The inclusion of Charles James Fox raised eyebrows as King George III had previously been very hostile to Fox, but the King's willingness to put aside past enmities for the sake of national unity encouraged many others to join or support the government as well. The ministry had a fairly progressive agenda, much of it inherited from Pitt.  Within this short lived government were names that we may still recognise today – George Walpole, Earl Spencer (Diana, Princess of Wales 3rd Great Grandfather) and Viscount Sidmouth who had been Prime Minister from 1801-1804.

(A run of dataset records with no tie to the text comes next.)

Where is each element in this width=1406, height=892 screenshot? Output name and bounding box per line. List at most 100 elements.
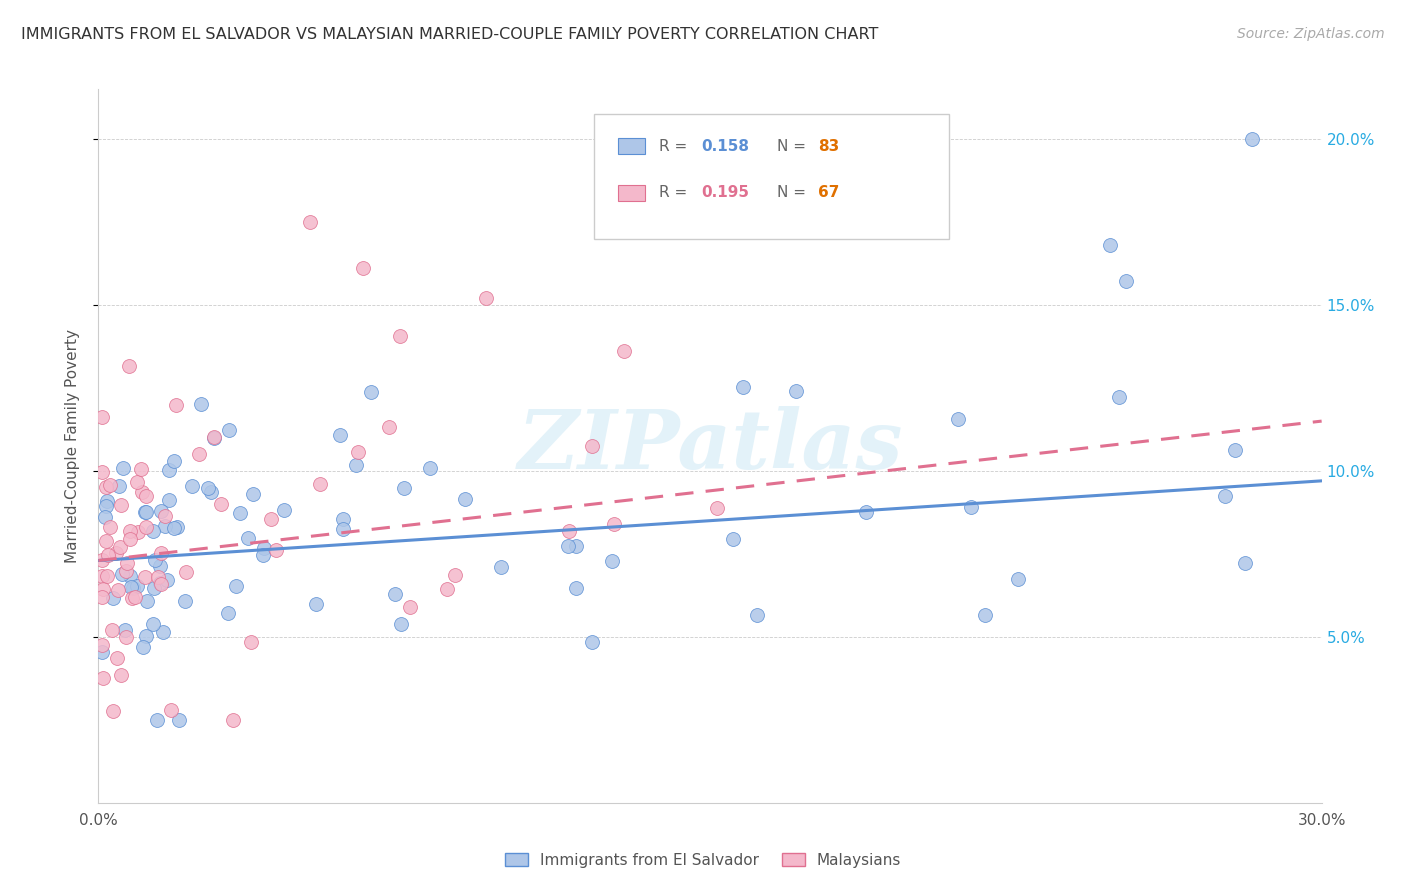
Point: [149, 577, 172, 591]
Point: [142, 524, 165, 538]
Point: [785, 384, 807, 398]
Text: N =: N =: [778, 139, 811, 153]
Point: [399, 599, 422, 614]
Point: [121, 591, 143, 605]
Point: [332, 522, 354, 536]
Point: [973, 608, 995, 623]
Point: [188, 447, 211, 461]
Point: [225, 579, 247, 593]
Point: [132, 640, 155, 655]
Text: 83: 83: [818, 139, 839, 153]
Point: [565, 540, 588, 554]
Point: [105, 651, 128, 665]
Point: [94, 499, 117, 513]
Point: [91, 639, 114, 653]
Point: [155, 508, 177, 523]
Point: [174, 565, 197, 579]
Point: [115, 631, 138, 645]
Point: [98, 477, 121, 491]
Point: [273, 503, 295, 517]
Point: [105, 546, 128, 560]
Point: [125, 475, 148, 489]
Point: [344, 458, 367, 472]
Point: [156, 573, 179, 587]
Point: [150, 545, 173, 559]
Point: [745, 608, 768, 623]
Point: [120, 568, 142, 582]
Point: [723, 532, 745, 546]
Point: [240, 635, 263, 649]
Point: [946, 411, 969, 425]
Point: [135, 629, 157, 643]
Point: [96, 493, 118, 508]
Point: [152, 625, 174, 640]
Point: [127, 524, 149, 539]
Text: 67: 67: [818, 186, 839, 200]
Point: [165, 398, 187, 412]
Point: [134, 505, 156, 519]
Point: [197, 481, 219, 495]
Point: [97, 548, 120, 562]
Point: [107, 582, 129, 597]
Point: [125, 579, 148, 593]
Point: [146, 713, 169, 727]
Point: [149, 576, 172, 591]
Point: [160, 703, 183, 717]
Text: Source: ZipAtlas.com: Source: ZipAtlas.com: [1237, 27, 1385, 41]
Point: [118, 359, 141, 373]
Point: [134, 570, 156, 584]
Point: [613, 344, 636, 359]
Point: [1007, 572, 1029, 586]
Point: [202, 430, 225, 444]
Point: [264, 542, 287, 557]
Point: [136, 594, 159, 608]
Point: [360, 384, 382, 399]
Point: [174, 594, 197, 608]
Point: [209, 497, 232, 511]
Point: [135, 490, 157, 504]
Point: [91, 645, 114, 659]
Bar: [619, 185, 645, 201]
Bar: [619, 138, 645, 154]
Point: [1108, 390, 1130, 404]
Point: [101, 705, 124, 719]
Text: 0.195: 0.195: [702, 186, 749, 200]
Point: [110, 668, 132, 682]
Point: [135, 520, 157, 534]
Point: [91, 410, 114, 425]
Point: [91, 465, 114, 479]
Point: [93, 671, 115, 685]
Point: [557, 539, 579, 553]
Point: [157, 492, 180, 507]
Point: [202, 431, 225, 445]
Point: [146, 570, 169, 584]
Point: [94, 481, 117, 495]
Point: [181, 479, 204, 493]
Point: [252, 548, 274, 562]
Point: [253, 541, 276, 555]
FancyBboxPatch shape: [593, 114, 949, 239]
Point: [153, 519, 176, 533]
Point: [565, 581, 588, 595]
Point: [389, 617, 412, 632]
Point: [150, 503, 173, 517]
Point: [166, 519, 188, 533]
Point: [475, 291, 498, 305]
Point: [706, 501, 728, 516]
Point: [157, 462, 180, 476]
Point: [1115, 274, 1137, 288]
Point: [419, 460, 441, 475]
Point: [600, 554, 623, 568]
Point: [111, 567, 134, 582]
Point: [110, 498, 132, 512]
Point: [222, 713, 245, 727]
Legend: Immigrants from El Salvador, Malaysians: Immigrants from El Salvador, Malaysians: [498, 845, 908, 875]
Point: [163, 521, 186, 535]
Point: [1234, 556, 1257, 570]
Point: [190, 397, 212, 411]
Point: [558, 524, 581, 538]
Point: [1098, 238, 1121, 252]
Point: [1213, 489, 1236, 503]
Point: [91, 569, 114, 583]
Point: [163, 454, 186, 468]
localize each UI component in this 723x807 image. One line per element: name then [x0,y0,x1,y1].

The Ministry of All the Talents had comparatively little success, failing to bring the sought-after peace with France. In fact, the war continued for nearly another decade. It did, however, abolish the slave trade in Britain in 1807 before breaking up over the question of Catholic emancipation.

This is a fascinating period of history which has many colourful stories – The Prince Regent being quite a character; the Industrial revolution and the changing nature of the national landscape, leading up to the great Whig Social reforms of the 1830s.